The new circular provides information on the OFAC Cuba Travel, Carrier, and Remittance Forwarder Service Program’s application process, the limitations on those operating under such licenses, the general obligations those licensee must fulfill, and guidance on how service provider employees are to transact in Cuba. Moreover, the guidance discusses the ramifications of failing to comply with the requirements of the 2012 Circular, such as being subjected to a background investigation, revising forms and procedures for Cuba related business, and the undergoing of training on the service provider program.

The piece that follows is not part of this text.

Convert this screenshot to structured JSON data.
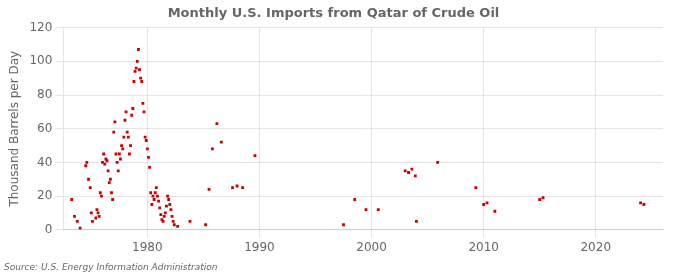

OFAC’s guidance is well timed and much needed. Although there was a lot of good information in the previous circulars, this one seems less and ambiguous and comes complete with a number of forms and suggested formats for those filings to be made both in the Cuba service provider application process, as well as for compliance with OFAC’s record keeping requirements. The timing is also good because a number of U.S. entities seeing the success of people to people licenses and other license holders under the service program are being to become interested in getting involved in the Cuba service provider area. In order to make the program more manageable both for the applicants and for OFAC, the 2012 Circular does a great job spelling out ambiguities from previous releases and providing standardization in an otherwise free form process.